Blaze mengambil plastik tersebut dari tangan Ice dan mengulurkannya pada Thorn, "nih es krimnya, jangan lupa dikasih Solar juga. Jangan tamak kayak Ice ya,".

Thorn mengangguk patuh dan setelahnya dia pergi dari sana untuk kembali pergi ke kamarnya.

"Kak, tadi gue ketemu Kak Taufan. Katanya bikinin seblak pas dia pulang nanti," kata Blaze menyampaikan pesan Taufan tadi pada Gempa.

"Hah, oke." Gempa menjawab tanpa menoleh lantaran dia sudah memasuki kamarnya yang paling dekat dengan ruang tamu.

"Ayo kekamar, gue mau tidur!" ajak Blaze sembari menarik tangan Ice untuk ikut berlari dengannya ke lantai atas.

"Mandi dulu Blaze!!" seru Gempa yang sedang berada dikamarnya memperingati  Blaze.

.
.
.

Saat ini sekitar jam lima sore, semua orang sudah berkumpul dirumah termasuk Skaya yang sudah pulang dari butik juga.

Saat sore hari semua orang memiliki tugas masing-masing yang harus dilakukan tanpa terkecuali.

Ada Solar, Gempa, dan Skaya yang memasak untuk makan malam, Thorn yang sedang menyirami tanaman, Halilintar dan Taufan yang membersihkan rumah dengan cara menyapu dan merapikan mainan Thorn dan Solar yang berceceran dimana-mana, dan terakhir Blaze dan Ice yang disuruh membeli bahan-bahan paksakan dan segala macam.

"Lo pernah denger ini,".

"Denger apa?" Ice menatap Blaze yang saat ini mengayuh sepeda hitamnya dengan pelan disampingnya.

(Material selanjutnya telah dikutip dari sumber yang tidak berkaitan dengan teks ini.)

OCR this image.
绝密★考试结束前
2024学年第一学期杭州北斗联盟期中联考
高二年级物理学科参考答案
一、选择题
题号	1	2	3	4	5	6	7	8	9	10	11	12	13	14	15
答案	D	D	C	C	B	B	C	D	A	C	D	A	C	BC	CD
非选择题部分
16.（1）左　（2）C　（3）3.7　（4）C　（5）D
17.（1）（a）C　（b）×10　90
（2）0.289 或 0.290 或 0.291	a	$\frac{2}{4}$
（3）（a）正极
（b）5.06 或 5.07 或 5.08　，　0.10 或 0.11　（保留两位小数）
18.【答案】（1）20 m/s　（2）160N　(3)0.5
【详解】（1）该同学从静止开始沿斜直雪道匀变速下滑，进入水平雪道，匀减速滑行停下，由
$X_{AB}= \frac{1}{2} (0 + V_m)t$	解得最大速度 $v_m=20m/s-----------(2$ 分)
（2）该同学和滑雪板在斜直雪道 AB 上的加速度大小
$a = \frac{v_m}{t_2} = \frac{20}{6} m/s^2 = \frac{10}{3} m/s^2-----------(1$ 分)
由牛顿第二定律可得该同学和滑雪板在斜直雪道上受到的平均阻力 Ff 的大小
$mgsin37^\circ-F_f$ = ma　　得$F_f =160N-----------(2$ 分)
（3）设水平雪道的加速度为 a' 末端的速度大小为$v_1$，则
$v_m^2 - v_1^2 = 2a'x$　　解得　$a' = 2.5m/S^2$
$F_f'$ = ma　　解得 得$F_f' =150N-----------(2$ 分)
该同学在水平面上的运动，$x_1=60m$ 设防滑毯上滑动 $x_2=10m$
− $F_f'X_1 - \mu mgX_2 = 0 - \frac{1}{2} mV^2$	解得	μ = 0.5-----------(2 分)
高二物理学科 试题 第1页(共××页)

"Ayah pernah bilang sama gue, katanya anak kembar selalu meninggal salah satu dari mereka dan kalau gak meninggal pasti kepisah,".

Langkah Ice terhenti sejenak sebelum akhirnya kembali melanjutkan langkah kakinya.

"Kalau emang takdir kita opsi pertama dari ucapan lo, entar lo aja yang meninggal karena gue masih pengen malas-malasan," celetuk Ice.

Blaze merotasi kan matanya, kenapa seperti itu juga balasannya. Untuk apa hidup jika hanya digunakan untuk bermalas-malasan tanpa digunakan untuk mencari japir.

"Katanya bisa sampe seumur hidup,".

Ice menoleh saat mendengar ucapan Blaze, cowok yang rentan terkena hipotermia itu mengernyitkan alisnya tak mengerti.

"Gue punya hemofilia," Blaze melanjutkan ucapannya.

"Makanya Mama selalu ngelarang lo buat dekat-dekat sama pisau atau benda tajam lainnya," Ice menghela napas lelah saat dua tangannya pegal karena menenteng dua plastik berukuran besar dikedua tangannya.

Omong-omong soal hemofilia, hemofilia adalah suatu kelainan yang terjadi pada sistem peredaran darah manusia. Di mana, darah dalam tubuh tidak dapat menggumpal atau membeku dengan baik.

"Entar kalau gue pengen bunuh diri, kayaknya gak bakal susah-susah buat matinya deh," Blaze berucap begitu saja tanpa memikirkan Ice yang saat ini sedang menahan diri untuk tidak melemparkan baru bata ke kepala Blaze.

"Lo mau ninggalin gue? Silahkan, berdiri sana di jalan sekarang juga!" Ice menunjuk jalan yang di di penuhi oleh kendaraan yang hilir mudik kesana kemari.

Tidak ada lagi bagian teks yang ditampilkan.